There were many ways in which the experiment carried out was not entirely fair, leading to a combination of mixed results, anomalies and inconsistent results:
* It is not proven that at the time the results were recorded, the gelatine layer of photographic film was completely dissolved, it was merely visually judged; this is inaccurate since there may have been microscopic traces of gelatine left.
* The gelatine was not completely submerged in water; the splint notch was partially covering the gelatine and thus this part was not exposed to the trypsin.
* The water bath thermostat was not entirely correct since thermometer readings proved that the temperature of the water was not always consistent with the temperature on the thermostat.

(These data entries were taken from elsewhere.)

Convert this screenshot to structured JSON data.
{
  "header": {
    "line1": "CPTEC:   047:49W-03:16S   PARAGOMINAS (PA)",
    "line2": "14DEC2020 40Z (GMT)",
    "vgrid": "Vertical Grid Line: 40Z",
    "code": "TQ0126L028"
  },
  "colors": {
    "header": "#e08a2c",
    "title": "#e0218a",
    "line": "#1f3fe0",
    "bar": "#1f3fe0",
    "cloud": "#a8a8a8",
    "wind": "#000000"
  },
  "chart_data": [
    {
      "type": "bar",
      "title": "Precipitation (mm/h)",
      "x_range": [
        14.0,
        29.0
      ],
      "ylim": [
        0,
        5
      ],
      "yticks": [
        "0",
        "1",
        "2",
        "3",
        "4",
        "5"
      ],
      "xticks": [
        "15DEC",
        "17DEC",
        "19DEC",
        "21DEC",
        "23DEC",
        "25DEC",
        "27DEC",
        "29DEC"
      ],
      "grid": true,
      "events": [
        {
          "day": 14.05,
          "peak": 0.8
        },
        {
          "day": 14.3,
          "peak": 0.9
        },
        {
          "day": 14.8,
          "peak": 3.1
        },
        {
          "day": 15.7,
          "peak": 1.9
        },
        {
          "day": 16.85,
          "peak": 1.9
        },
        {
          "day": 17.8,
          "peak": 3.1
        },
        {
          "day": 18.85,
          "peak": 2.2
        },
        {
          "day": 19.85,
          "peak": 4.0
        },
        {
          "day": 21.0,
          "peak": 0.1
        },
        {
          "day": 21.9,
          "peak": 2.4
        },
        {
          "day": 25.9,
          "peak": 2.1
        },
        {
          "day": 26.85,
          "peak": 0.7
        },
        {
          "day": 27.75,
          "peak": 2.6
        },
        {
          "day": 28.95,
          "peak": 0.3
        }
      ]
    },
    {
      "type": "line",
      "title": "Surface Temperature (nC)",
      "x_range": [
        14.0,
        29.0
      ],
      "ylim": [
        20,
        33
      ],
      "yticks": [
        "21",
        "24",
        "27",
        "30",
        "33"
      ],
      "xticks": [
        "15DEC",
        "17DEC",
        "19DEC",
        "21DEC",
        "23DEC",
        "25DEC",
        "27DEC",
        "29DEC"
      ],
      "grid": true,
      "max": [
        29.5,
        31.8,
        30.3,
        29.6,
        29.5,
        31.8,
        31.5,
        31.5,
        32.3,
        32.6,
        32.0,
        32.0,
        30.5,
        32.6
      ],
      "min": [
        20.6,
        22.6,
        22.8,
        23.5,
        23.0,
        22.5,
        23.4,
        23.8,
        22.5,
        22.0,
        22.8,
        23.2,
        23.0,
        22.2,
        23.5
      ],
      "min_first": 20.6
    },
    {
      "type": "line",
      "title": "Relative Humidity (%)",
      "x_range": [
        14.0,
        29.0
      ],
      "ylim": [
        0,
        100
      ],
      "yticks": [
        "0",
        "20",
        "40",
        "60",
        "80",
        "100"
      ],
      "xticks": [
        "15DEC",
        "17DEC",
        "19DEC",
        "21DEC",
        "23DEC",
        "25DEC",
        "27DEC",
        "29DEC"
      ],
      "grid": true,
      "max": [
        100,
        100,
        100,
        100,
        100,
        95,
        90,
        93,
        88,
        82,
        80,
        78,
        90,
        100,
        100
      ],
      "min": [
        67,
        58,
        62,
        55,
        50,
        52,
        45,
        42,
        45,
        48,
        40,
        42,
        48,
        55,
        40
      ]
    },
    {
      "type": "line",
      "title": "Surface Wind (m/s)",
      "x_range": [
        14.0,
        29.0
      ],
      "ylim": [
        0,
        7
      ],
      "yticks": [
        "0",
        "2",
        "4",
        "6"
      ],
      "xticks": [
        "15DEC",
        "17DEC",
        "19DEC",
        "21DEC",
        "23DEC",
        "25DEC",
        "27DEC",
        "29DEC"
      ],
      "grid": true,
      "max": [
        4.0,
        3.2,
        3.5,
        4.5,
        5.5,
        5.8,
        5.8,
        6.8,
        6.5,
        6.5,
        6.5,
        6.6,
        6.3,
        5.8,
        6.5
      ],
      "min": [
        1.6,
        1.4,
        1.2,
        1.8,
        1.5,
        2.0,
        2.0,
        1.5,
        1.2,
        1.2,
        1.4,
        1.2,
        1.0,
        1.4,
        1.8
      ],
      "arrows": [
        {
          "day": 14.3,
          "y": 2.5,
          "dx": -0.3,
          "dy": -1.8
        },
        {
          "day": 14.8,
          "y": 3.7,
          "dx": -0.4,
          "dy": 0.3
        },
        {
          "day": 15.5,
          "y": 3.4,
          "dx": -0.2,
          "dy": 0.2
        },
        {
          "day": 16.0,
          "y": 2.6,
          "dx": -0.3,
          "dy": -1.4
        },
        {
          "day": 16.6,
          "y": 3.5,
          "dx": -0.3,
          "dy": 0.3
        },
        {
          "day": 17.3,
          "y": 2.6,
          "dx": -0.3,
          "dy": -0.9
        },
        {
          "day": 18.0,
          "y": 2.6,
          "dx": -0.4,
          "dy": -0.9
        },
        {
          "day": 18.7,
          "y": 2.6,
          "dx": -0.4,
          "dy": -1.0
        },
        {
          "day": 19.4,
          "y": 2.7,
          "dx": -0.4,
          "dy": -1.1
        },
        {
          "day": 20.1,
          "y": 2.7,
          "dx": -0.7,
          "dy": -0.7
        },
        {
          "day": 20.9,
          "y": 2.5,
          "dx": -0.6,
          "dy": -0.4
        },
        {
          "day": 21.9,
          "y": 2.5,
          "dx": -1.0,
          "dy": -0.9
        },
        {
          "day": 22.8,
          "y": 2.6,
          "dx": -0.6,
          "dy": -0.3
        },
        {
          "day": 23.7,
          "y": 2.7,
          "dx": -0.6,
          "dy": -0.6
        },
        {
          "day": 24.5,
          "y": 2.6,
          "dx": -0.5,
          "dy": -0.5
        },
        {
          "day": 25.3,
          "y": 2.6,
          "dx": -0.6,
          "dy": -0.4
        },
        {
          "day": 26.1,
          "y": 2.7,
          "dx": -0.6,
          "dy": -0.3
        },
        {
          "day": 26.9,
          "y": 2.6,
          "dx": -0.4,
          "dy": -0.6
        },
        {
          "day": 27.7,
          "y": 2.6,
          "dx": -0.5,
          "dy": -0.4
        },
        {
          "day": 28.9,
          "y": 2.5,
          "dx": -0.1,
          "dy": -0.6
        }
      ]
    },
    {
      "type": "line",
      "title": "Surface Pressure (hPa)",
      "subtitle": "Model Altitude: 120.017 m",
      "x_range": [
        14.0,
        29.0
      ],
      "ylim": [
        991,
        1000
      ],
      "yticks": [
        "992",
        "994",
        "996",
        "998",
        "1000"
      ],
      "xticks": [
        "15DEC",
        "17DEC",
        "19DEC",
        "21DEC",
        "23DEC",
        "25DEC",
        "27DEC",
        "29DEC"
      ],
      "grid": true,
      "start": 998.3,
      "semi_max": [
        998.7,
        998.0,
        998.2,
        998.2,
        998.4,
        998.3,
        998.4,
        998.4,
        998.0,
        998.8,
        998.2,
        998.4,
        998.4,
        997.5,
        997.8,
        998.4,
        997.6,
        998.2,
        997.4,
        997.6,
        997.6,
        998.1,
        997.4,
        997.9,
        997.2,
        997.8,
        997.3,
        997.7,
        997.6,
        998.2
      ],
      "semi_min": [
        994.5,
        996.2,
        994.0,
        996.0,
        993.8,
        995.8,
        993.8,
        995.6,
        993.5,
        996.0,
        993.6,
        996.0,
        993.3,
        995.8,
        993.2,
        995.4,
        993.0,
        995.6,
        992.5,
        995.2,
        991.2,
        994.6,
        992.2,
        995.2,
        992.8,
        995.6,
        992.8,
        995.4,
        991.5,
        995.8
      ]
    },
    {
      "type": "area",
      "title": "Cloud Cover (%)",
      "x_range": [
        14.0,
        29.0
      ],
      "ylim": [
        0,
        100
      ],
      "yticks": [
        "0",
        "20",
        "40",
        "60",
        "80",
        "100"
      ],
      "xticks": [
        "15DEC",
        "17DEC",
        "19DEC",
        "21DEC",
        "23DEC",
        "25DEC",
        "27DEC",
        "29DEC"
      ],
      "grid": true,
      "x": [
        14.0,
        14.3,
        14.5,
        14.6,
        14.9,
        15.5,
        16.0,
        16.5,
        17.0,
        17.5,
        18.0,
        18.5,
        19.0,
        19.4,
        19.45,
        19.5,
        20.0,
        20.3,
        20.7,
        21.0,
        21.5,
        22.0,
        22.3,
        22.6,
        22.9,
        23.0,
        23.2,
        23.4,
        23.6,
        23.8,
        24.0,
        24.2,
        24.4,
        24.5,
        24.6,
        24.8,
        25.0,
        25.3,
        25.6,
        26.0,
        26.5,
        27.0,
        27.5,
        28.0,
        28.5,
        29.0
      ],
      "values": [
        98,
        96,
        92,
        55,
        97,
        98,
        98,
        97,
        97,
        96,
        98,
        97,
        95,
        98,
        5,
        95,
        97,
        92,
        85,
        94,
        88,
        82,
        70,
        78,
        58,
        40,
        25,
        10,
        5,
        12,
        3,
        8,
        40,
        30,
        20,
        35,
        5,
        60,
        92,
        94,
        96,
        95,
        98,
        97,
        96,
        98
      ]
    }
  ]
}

* The stopwatch has only a certain number of decimal places and the addition of room for human error and inaccuracy leads to the problem of overall inaccuracy for the reading of the time for the results.
* The optimum temperature, or the peak of the graph, is not at what is should be. The actual optimum temperature of the graph should be at 37C; however, this one is at 42C. Again, this is a result of not letting the enzymes acclimatise.
* If the water bath thermostat had a greater degree of accuracy, the results would in turn also have a greater degree of accuracy.
Although there are so many possible in accuracies that may have occurred, my main hypotheses was proven correct, As we have the exact same curve in the final experiment as predicted in my plan. In terms of accuracy, the results are reliable enough to depend on to conclude whether the predictions were correct or not. The anomalies were not too extreme and thus can still be considered in taking into account as a result.
I could have made many improvements during the experiment to make it fair and equal. An example of this is the range of temperature; if the experiment was carried out at 10C intervals, there would have been a more defined and accurate graph.
By looking at my results I can conclude that the optimum temperature is near the average body temperature; 37C. This is because the enzymes are designed to work in the body where the temperature is around 37C.
We can also tell from the graph that the enzymes stop working at low temperatures, and denature at high temperatures. There were no real noticeable anomalies that can be noted as outside the conventional result and thus there were no results outside the expected results.